The notion came within the government’s response to a Health and Social Care Committee report into recruitment, retention and training across health and social care.

Published last summer, the committee had stressed there was an opportunity to ‘better utilise’ the pharmacy workforce and said that an ‘integrated and funded workforce plan for pharmacy’ was required, and should be laid before parliament within a year.

Such a plan should ‘ensure that all pharmacists have adequate access to supervision, training and protected learning time, along with clear structures for professional career development into advanced and consultant-level practice’, the committee had suggested.

But this week, in a written response, the government has dismissed the need for a pharmacy-only workforce plan, and instead pointed to its upcoming NHS workforce plan.

‘We do not agree with this recommendation for a specific pharmacy workforce plan,’ the government said.

‘However, we are working across the system to ensure that the future role of the pharmacy workforce is considered as part of the Long-Term Workforce Plan, to be published later this year.’

But when asked for further information, including whether this wider workforce plan would include community pharmacists, the Department of Health and Social Care declined to comment.

Within its written response to the committee, the government said it did ‘agree with the ambition to better utilise the pharmacy workforce’.

It added that it was ‘committed to maximising the use of the skills of the whole pharmacy team in realising the vision’ set out in the Community Pharmacy Contractual Framework five-year deal.

In addition, it claimed ministers were ‘committed’ to supporting the career development of community pharmacy professionals and that the government was ‘working with employers and partners to deliver fulfilling roles across all sectors, for new and existing registrants’.

‘We are working on pathways for pharmacists to demonstrate post-registration capabilities, including advanced and consultant level practice,’ it added.

The government also pointed to the recently announced 3,000 funded places for independent prescribing to ‘upskill’ the existing pharmacist workforce. Though, as previously reported by The Pharmacist, there has been concerns about the fact that no funding will be made available to backfill trainees undertaking this qualification, or for their supervision.

In addition, new clinical skills training for community pharmacists was also highlighted by the government. Last month, registration opened for the training, which has seen Health Education England fund 10,000 places.

Furthermore, the government’s response also highlighted that NHS England is developing guidance to support the introduction of shared workforce models between primary care network (PCN) and other pharmacist employers.

Thorrun Govind, English pharmacy board chair of the Royal Pharmaceutical Society, said the government’s response was ‘welcome’, but stressed ‘we must see this translate into action for the whole of pharmacy as part of the NHS Long-Term Workforce Plan’.

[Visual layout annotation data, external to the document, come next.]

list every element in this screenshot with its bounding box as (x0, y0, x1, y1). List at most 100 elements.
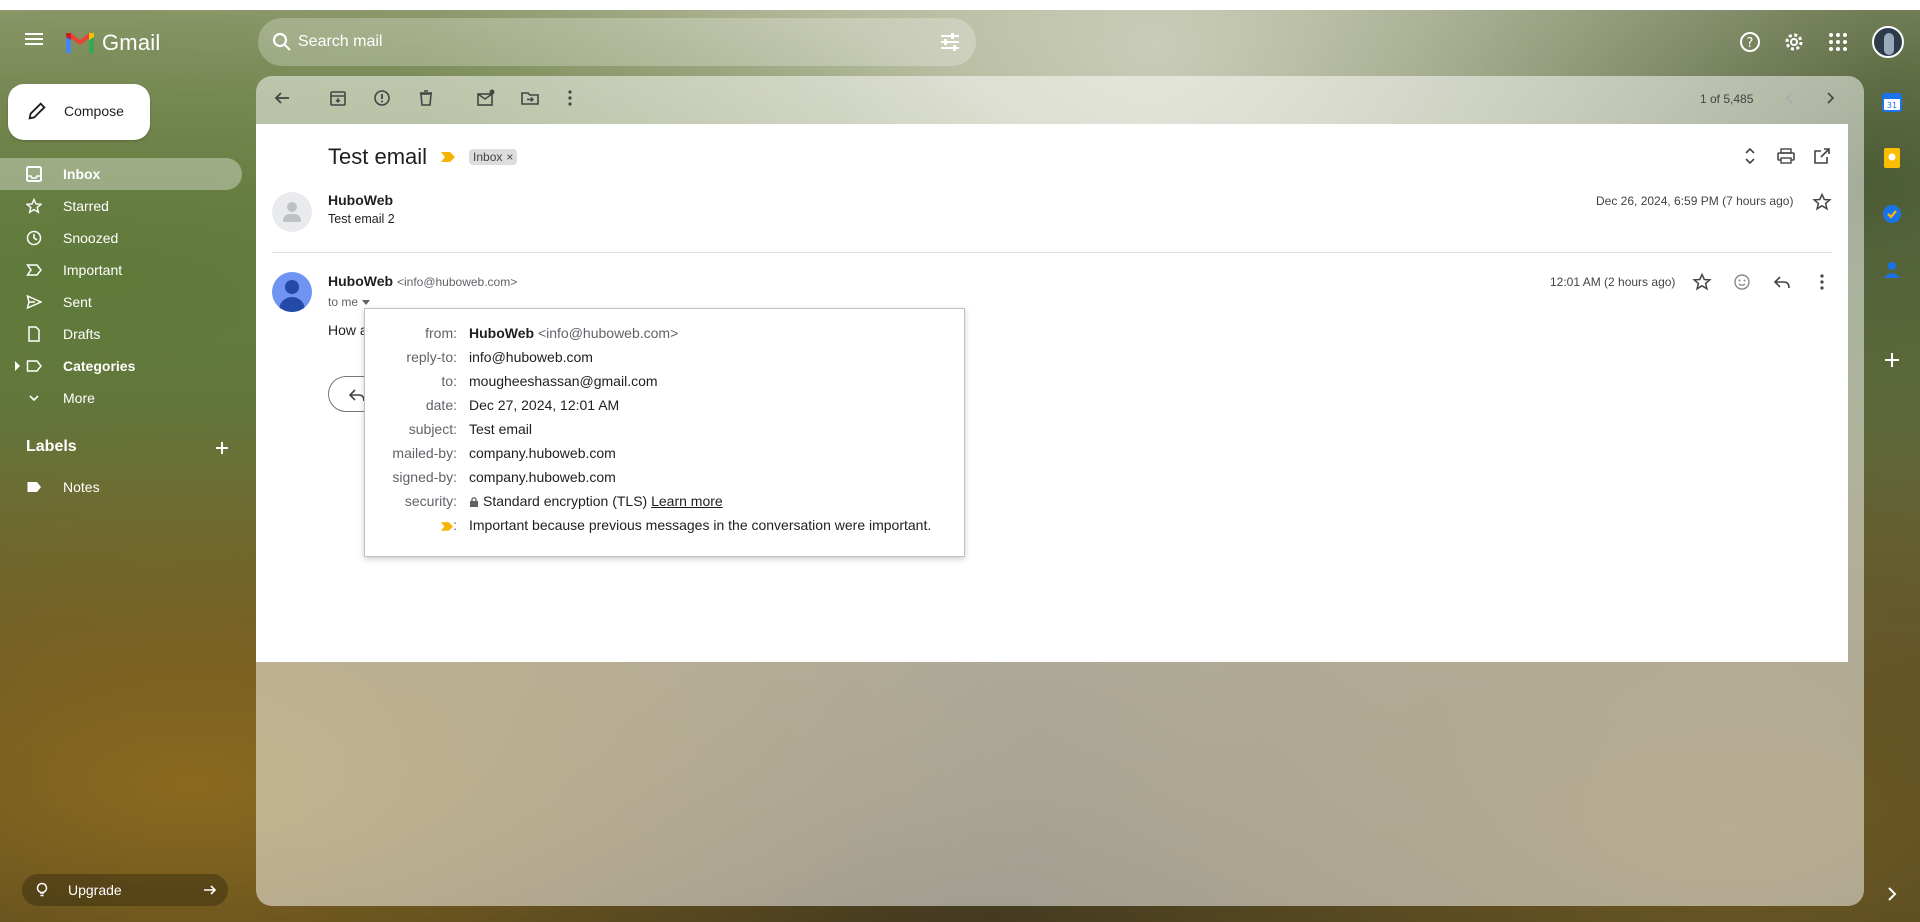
mark-unread-icon[interactable] (476, 88, 496, 108)
add-addon-icon[interactable] (1880, 348, 1904, 372)
sidebar-item-important[interactable]: Important (0, 254, 240, 286)
search-options-icon[interactable] (938, 30, 962, 54)
top-strip (0, 0, 1920, 10)
lightbulb-icon (36, 882, 48, 897)
detail-row-importance: : Important because previous messages in… (365, 515, 965, 535)
detail-row-date: date: Dec 27, 2024, 12:01 AM (365, 395, 965, 415)
upgrade-label: Upgrade (68, 882, 122, 898)
report-spam-icon[interactable] (372, 88, 392, 108)
newer-chevron-left-icon[interactable] (1780, 88, 1800, 108)
sidebar-item-starred[interactable]: Starred (0, 190, 240, 222)
detail-value: Dec 27, 2024, 12:01 AM (469, 397, 620, 413)
star-icon[interactable] (1812, 192, 1832, 212)
importance-marker-icon[interactable] (441, 152, 456, 162)
chevron-right-icon[interactable] (1880, 882, 1904, 906)
detail-label: to: (441, 373, 457, 389)
message-details-popup: from: HuboWeb <info@huboweb.com> reply-t… (364, 308, 965, 557)
detail-label: subject: (408, 421, 457, 437)
recipients-toggle[interactable]: to me (328, 295, 371, 309)
reply-icon[interactable] (1772, 272, 1792, 292)
sidebar-nav: Inbox Starred Snoozed Important Sent Dra… (0, 158, 242, 414)
detail-value: company.huboweb.com (469, 469, 616, 485)
calendar-icon[interactable]: 31 (1880, 90, 1904, 114)
sidebar-item-label: Starred (63, 198, 109, 214)
importance-label-colon: : (453, 517, 457, 533)
sidebar-item-label: Inbox (63, 166, 101, 182)
sidebar-item-notes[interactable]: Notes (0, 471, 240, 503)
keep-icon[interactable] (1880, 146, 1904, 170)
from-name: HuboWeb (469, 325, 535, 341)
compose-button[interactable]: Compose (8, 84, 150, 140)
draft-icon (28, 326, 40, 342)
star-icon[interactable] (1692, 272, 1712, 292)
send-icon (26, 294, 42, 310)
label-icon (27, 482, 41, 492)
contacts-icon[interactable] (1880, 258, 1904, 282)
lock-icon (470, 497, 478, 507)
clock-icon (26, 230, 42, 246)
sidebar-item-more[interactable]: More (0, 382, 240, 414)
detail-row-reply-to: reply-to: info@huboweb.com (365, 347, 965, 367)
upgrade-button[interactable]: Upgrade (22, 874, 228, 906)
chevron-down-icon (29, 395, 39, 402)
remove-label-button[interactable]: × (506, 150, 513, 164)
settings-gear-icon[interactable] (1782, 30, 1806, 54)
label-icon (26, 360, 42, 372)
learn-more-link[interactable]: Learn more (651, 493, 723, 509)
main-menu-button[interactable] (22, 30, 46, 54)
expand-caret-icon[interactable] (15, 361, 20, 371)
sidebar-item-label: Categories (63, 358, 136, 374)
sidebar-item-drafts[interactable]: Drafts (0, 318, 240, 350)
apps-grid-icon[interactable] (1826, 30, 1850, 54)
sender-name[interactable]: HuboWeb (328, 192, 393, 208)
more-vert-icon[interactable] (560, 88, 580, 108)
detail-row-security: security: Standard encryption (TLS) Lear… (365, 491, 965, 511)
labels-header: Labels (26, 438, 77, 455)
add-reaction-emoji-icon[interactable] (1732, 272, 1752, 292)
expand-all-icon[interactable] (1740, 146, 1760, 166)
sidebar-item-categories[interactable]: Categories (0, 350, 240, 382)
sidebar-item-sent[interactable]: Sent (0, 286, 240, 318)
message-snippet[interactable]: Test email 2 (328, 212, 395, 226)
search-input[interactable] (298, 26, 898, 58)
archive-icon[interactable] (328, 88, 348, 108)
detail-row-to: to: mougheeshassan@gmail.com (365, 371, 965, 391)
detail-row-signed-by: signed-by: company.huboweb.com (365, 467, 965, 487)
back-arrow-icon[interactable] (272, 88, 292, 108)
pencil-icon (28, 102, 46, 120)
detail-label: from: (425, 325, 457, 341)
delete-trash-icon[interactable] (416, 88, 436, 108)
sidebar-item-label: Drafts (63, 326, 101, 342)
tasks-icon[interactable] (1880, 202, 1904, 226)
detail-value: info@huboweb.com (469, 349, 593, 365)
dropdown-arrow-icon[interactable] (362, 299, 371, 305)
app-name: Gmail (102, 30, 161, 55)
star-icon (26, 198, 42, 214)
detail-value: Test email (469, 421, 533, 437)
detail-row-subject: subject: Test email (365, 419, 965, 439)
detail-row-mailed-by: mailed-by: company.huboweb.com (365, 443, 965, 463)
compose-label: Compose (64, 103, 124, 119)
account-avatar[interactable] (1872, 26, 1904, 58)
open-new-window-icon[interactable] (1812, 146, 1832, 166)
search-bar[interactable] (258, 18, 976, 66)
label-important-icon (26, 264, 42, 276)
more-vert-icon[interactable] (1812, 272, 1832, 292)
detail-row-from: from: HuboWeb <info@huboweb.com> (365, 323, 965, 343)
detail-label: security: (404, 493, 457, 509)
gmail-logo[interactable]: Gmail (64, 30, 160, 56)
print-icon[interactable] (1776, 146, 1796, 166)
sender-avatar (272, 192, 312, 232)
older-chevron-right-icon[interactable] (1820, 88, 1840, 108)
help-icon[interactable]: ? (1738, 30, 1762, 54)
sender-name[interactable]: HuboWeb <info@huboweb.com> (328, 273, 517, 289)
search-icon[interactable] (270, 30, 294, 54)
sidebar-item-inbox[interactable]: Inbox (0, 158, 242, 190)
sidebar-item-label: Snoozed (63, 230, 119, 246)
svg-text:31: 31 (1887, 101, 1897, 110)
inbox-icon (26, 166, 42, 182)
sidebar-item-snoozed[interactable]: Snoozed (0, 222, 240, 254)
add-label-icon[interactable] (212, 438, 232, 458)
move-to-icon[interactable] (520, 88, 540, 108)
sender-avatar (272, 272, 312, 312)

‘Pharmacy teams across the health service are under enormous pressure and if we want to recruit and retain the staff we need, it is vital they get the support they deserve,’ she added.

‘As well as investment for education and training, we know that pharmacy teams are looking for protected time to support their learning and development.

‘They also need continued access to wellbeing services and with potential cuts to funding, it remains to be seen how national programmes will work alongside integrated care systems to support their workforce.’